La rivista National Geographic ha riconosciuto il suo passato razzista
La direttrice, Susan Goldberg, ha ammesso in un editoriale pubblicato nel numero di aprile 2018 che per anni il magazine ha ignorato gli americani non bianchi e ha mostrato i gruppi etnici diversi come dei selvaggi, fomentando "ogni tipo di cliché"
La rivista americana National Geographic, uscita per la prima volta nel settembre del 1888, ha ammesso il proprio passato razzista.
La direttrice, Susan Goldberg, ha ammesso in un editoriale che per anni il magazine ha ignorato gli americani non bianchi e ha mostrato i gruppi etnici diversi come dei selvaggi, fomentando “ogni tipo di cliché”.
National Geographic, che ha una tiratura di circa 6 milioni di copie in tutto il mondo, ha deciso di riesaminare la sua storia in occasione della ricorrenza dei 50 anni dall’assassinio di Martin Luther King.
“Affrontiamo il vergognoso uso del razzismo di oggi come strategia politica e dimostriamo che siamo migliori di questo”, ha scritto Goldberg in un editoriale intitolato: “Per decenni, la nostra copertura è stata razzista”.
Goldberg ha scritto che parte del materiale di archivio della rivista l’ha lasciata “senza parole”.
La direttrice cita una foto del 1916 che ritraeva degli aborigeni australiani con la didascalia “Persone nere dell’Australia Meridionale: questi selvaggi hanno il rango più basso nell’intelligenza di tutti gli esseri umani”.
Il tweet della National Geographic con l’immagine della copertina del numero di aprile 2018, all’interno del quale si trova l’articolo della direttrice sul passato razzista della rivista:
Our April issue is devoted to exploring race—how it defines, separates and unites us.
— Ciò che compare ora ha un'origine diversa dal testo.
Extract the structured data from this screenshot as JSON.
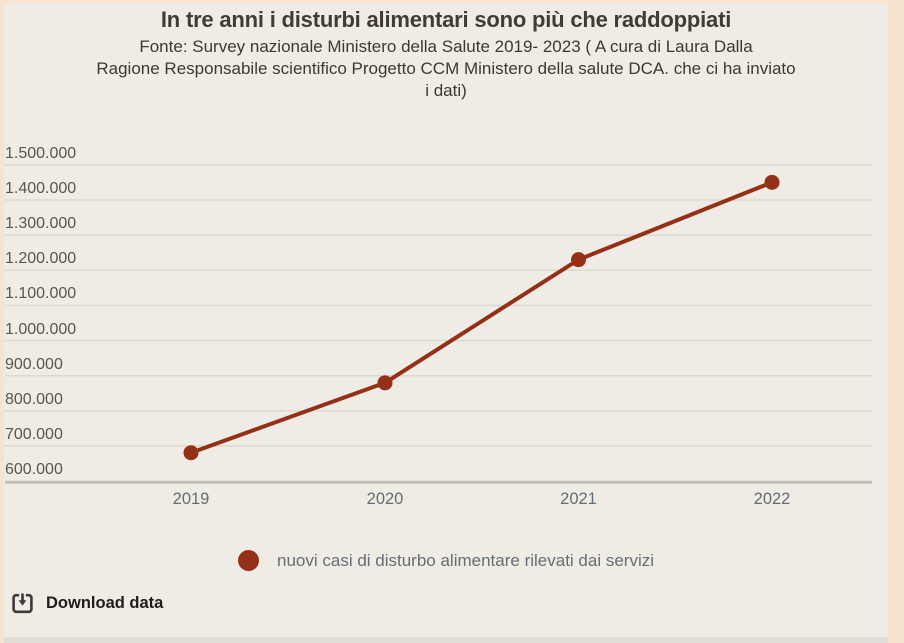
{
  "header": {
    "title": "In tre anni i disturbi alimentari sono più che raddoppiati",
    "subtitle_lines": [
      "Fonte: Survey nazionale Ministero della Salute 2019- 2023 ( A cura di Laura Dalla",
      "Ragione Responsabile scientifico Progetto CCM Ministero della salute DCA. che ci ha inviato",
      "i dati)"
    ]
  },
  "chart_data": {
    "type": "line",
    "title": "In tre anni i disturbi alimentari sono più che raddoppiati",
    "x": [
      "2019",
      "2020",
      "2021",
      "2022"
    ],
    "series": [
      {
        "name": "nuovi casi di disturbo alimentare rilevati dai servizi",
        "values": [
          680569,
          879560,
          1230468,
          1450567
        ],
        "color": "#953018"
      }
    ],
    "ylim": [
      600000,
      1500000
    ],
    "y_ticks": [
      {
        "value": 1500000,
        "label": "1.500.000"
      },
      {
        "value": 1400000,
        "label": "1.400.000"
      },
      {
        "value": 1300000,
        "label": "1.300.000"
      },
      {
        "value": 1200000,
        "label": "1.200.000"
      },
      {
        "value": 1100000,
        "label": "1.100.000"
      },
      {
        "value": 1000000,
        "label": "1.000.000"
      },
      {
        "value": 900000,
        "label": "900.000"
      },
      {
        "value": 800000,
        "label": "800.000"
      },
      {
        "value": 700000,
        "label": "700.000"
      },
      {
        "value": 600000,
        "label": "600.000"
      }
    ],
    "grid": "horizontal",
    "legend_position": "bottom",
    "marker": "circle"
  },
  "legend": {
    "label": "nuovi casi di disturbo alimentare rilevati dai servizi"
  },
  "footer": {
    "download_label": "Download data"
  },
  "colors": {
    "page_border": "#f8e3d0",
    "panel_background": "#eeece4",
    "gridline": "#dcd8cd",
    "axis_line": "#b9b4aa",
    "series": "#953018",
    "title_text": "#423b32",
    "subtitle_text": "#3e3832",
    "y_tick_text": "#5a554e",
    "x_tick_text": "#666c73",
    "legend_text": "#666d75",
    "download_text": "#1e1d1b"
  }
}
Read the story behind the cover: https://t.co/PPTVg3UpM8 pic.twitter.com/5kunxfDrHt
— National Geographic (@NatGeo) 12 marzo 2018
La rivista ha chiesto allo storico John Edwin Mason, professore associato dell’Università della Virginia, di effettuare uno studio sulla copertura avuta nella storia.
Mason ha dichiarato che National Geographic ha contribuito a rafforzare gli atteggiamenti razzisti utilizzando una “tremenda autorità”.
La sua ricerca ha messo in luce che, fino agli anni Settanta, la rivista mostrava gli americani neri solamente nella veste di operai o domestici.
Mason ha anche citato delle foto che riprendevano degli indigeni che incontravano per la prima volta la tecnologia occidentale.
Lo scatto simboleggiava la divisione tra “noi e loro” nel senso di distinguere tra “civilizzati e incivili”.
Lo storico ha però anche riconosciuto il buon lavoro svolto dalla rivista mostrando ai suoi lettori una visione del mondo più ampia.
“Si può dire che una rivista può aprire gli occhi della gente nello stesso momento in cui li chiude”, ha affermato Mason.